While looking for trigonometric inequalities, I stumbled upon Aristarchus' inequality, which states that for $0<\alpha<\beta<\pi/2$

$$\frac{\sin(\beta)}{\sin(\alpha)}<\frac{\beta}{\alpha}<\frac{\tan(\beta)}{\tan(\alpha)}.$$

In this post (Proof of Aristarchus' Inequality) user141614 shows a completely algebraic proof of the first inequality using only $\sin(\alpha)<\alpha<\tan(\alpha)$.

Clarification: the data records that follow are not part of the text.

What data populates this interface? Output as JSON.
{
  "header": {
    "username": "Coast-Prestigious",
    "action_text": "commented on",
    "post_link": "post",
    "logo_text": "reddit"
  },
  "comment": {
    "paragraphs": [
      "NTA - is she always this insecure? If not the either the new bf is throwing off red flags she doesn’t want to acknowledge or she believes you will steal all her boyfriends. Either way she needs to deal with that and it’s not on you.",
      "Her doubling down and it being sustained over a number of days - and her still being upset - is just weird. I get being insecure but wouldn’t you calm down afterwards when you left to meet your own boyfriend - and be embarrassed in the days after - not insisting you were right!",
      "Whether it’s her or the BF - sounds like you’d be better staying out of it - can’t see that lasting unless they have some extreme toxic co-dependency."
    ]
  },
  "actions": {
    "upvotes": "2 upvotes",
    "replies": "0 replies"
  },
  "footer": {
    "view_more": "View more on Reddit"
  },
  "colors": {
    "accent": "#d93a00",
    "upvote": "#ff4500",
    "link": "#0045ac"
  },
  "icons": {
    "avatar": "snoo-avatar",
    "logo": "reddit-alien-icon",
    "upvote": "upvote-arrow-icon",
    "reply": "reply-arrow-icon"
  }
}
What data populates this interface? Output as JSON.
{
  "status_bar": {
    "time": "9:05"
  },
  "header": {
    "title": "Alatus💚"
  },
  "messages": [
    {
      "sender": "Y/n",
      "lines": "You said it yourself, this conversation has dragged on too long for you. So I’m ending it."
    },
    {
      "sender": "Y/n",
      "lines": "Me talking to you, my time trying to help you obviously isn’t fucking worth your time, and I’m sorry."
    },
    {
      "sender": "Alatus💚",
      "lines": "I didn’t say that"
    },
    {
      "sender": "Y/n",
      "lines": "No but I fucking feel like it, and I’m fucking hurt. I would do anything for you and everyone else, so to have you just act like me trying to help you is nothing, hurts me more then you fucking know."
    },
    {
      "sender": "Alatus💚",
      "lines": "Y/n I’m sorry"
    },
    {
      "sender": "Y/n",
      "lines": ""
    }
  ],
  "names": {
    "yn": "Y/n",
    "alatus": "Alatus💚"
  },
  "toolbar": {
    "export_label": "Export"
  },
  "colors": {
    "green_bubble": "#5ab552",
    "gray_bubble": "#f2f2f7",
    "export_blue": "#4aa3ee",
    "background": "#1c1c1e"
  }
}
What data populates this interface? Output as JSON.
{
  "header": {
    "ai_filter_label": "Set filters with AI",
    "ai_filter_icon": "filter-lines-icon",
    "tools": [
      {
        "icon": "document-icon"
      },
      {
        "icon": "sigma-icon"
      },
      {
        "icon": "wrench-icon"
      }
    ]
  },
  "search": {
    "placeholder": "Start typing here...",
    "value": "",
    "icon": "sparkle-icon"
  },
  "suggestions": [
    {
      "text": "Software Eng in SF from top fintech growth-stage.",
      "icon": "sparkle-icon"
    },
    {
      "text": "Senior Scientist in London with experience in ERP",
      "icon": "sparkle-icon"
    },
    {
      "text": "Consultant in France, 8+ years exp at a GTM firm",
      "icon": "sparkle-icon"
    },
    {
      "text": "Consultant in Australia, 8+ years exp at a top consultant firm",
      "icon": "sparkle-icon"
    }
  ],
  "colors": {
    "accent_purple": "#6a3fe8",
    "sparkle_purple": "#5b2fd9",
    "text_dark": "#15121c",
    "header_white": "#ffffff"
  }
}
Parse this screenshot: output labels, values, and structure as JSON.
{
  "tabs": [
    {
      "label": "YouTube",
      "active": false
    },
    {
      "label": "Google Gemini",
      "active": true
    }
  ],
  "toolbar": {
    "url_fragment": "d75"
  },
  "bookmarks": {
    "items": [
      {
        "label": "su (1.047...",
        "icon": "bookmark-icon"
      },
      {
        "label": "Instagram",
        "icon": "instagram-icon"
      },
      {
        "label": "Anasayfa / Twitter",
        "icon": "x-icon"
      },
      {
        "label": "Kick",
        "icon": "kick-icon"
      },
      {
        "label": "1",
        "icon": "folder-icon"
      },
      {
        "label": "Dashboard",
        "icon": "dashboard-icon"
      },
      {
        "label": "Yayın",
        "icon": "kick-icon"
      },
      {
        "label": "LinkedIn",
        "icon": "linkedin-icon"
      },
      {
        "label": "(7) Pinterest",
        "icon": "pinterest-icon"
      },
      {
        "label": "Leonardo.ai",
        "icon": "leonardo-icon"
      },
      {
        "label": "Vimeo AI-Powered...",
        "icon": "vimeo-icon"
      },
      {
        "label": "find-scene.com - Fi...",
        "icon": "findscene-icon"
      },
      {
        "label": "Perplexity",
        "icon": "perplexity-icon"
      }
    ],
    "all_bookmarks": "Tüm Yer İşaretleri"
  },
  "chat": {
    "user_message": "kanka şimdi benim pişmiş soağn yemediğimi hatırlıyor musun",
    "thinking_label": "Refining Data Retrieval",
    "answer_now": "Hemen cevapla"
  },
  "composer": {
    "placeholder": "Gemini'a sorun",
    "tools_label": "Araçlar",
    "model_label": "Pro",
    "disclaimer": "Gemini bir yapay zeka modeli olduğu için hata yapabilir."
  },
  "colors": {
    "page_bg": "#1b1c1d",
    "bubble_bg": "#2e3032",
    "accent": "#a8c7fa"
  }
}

I tried for a long time to reproduce a similar proof for $\tan$ by trying to prove the equivalent inequality $$\frac{\tan(\beta)-\tan(\alpha)}{\beta-\alpha}>\frac{\tan(\alpha)}{\alpha},$$ by using user141614's same idea, combined with trigonometric identities for the sum and product, but without success.

Does someone have hint on how to approach the problem? I really want an algebraic proof (which can potentially rely on easy-to-prove inequalities as the one above), no calculus.

Thank you in advance

Answer 1

I managed to find an easy proof:

For $0<\alpha<\beta<\pi/2$ we have $1>\cos(\alpha)>\cos(\beta)>0$ and thus (the orange chain was known) $$0<\sin(\alpha)\cos(\alpha)<\color{orange} {\sin(\alpha)<\alpha<\tan(\alpha)}=\frac{\sin(\alpha)}{\cos(\alpha)}<\color{red}{\frac{\sin(\alpha)}{\cos(\beta)}}.$$ Consequently, using that $0<\beta-\alpha<\beta$ in the previous equation (replacing $\alpha$ by $\beta-\alpha$) we obtain: $$\color{orange}{\beta-\alpha}<\color{red}{\frac{\sin(\beta-\alpha)}{\cos(\beta)}}=\tan(\beta)\cos(\alpha)-\sin(\alpha).$$ We conclude that \begin{align*} \frac{\beta}{\alpha}&=\frac{\beta-\alpha}{\alpha}+1\\ & <\frac{\tan(\beta)\cos(\alpha)-\sin(\alpha)}{\sin(\alpha)}+1\\ & = \frac{\tan(\beta)}{\tan(\alpha)}. \end{align*}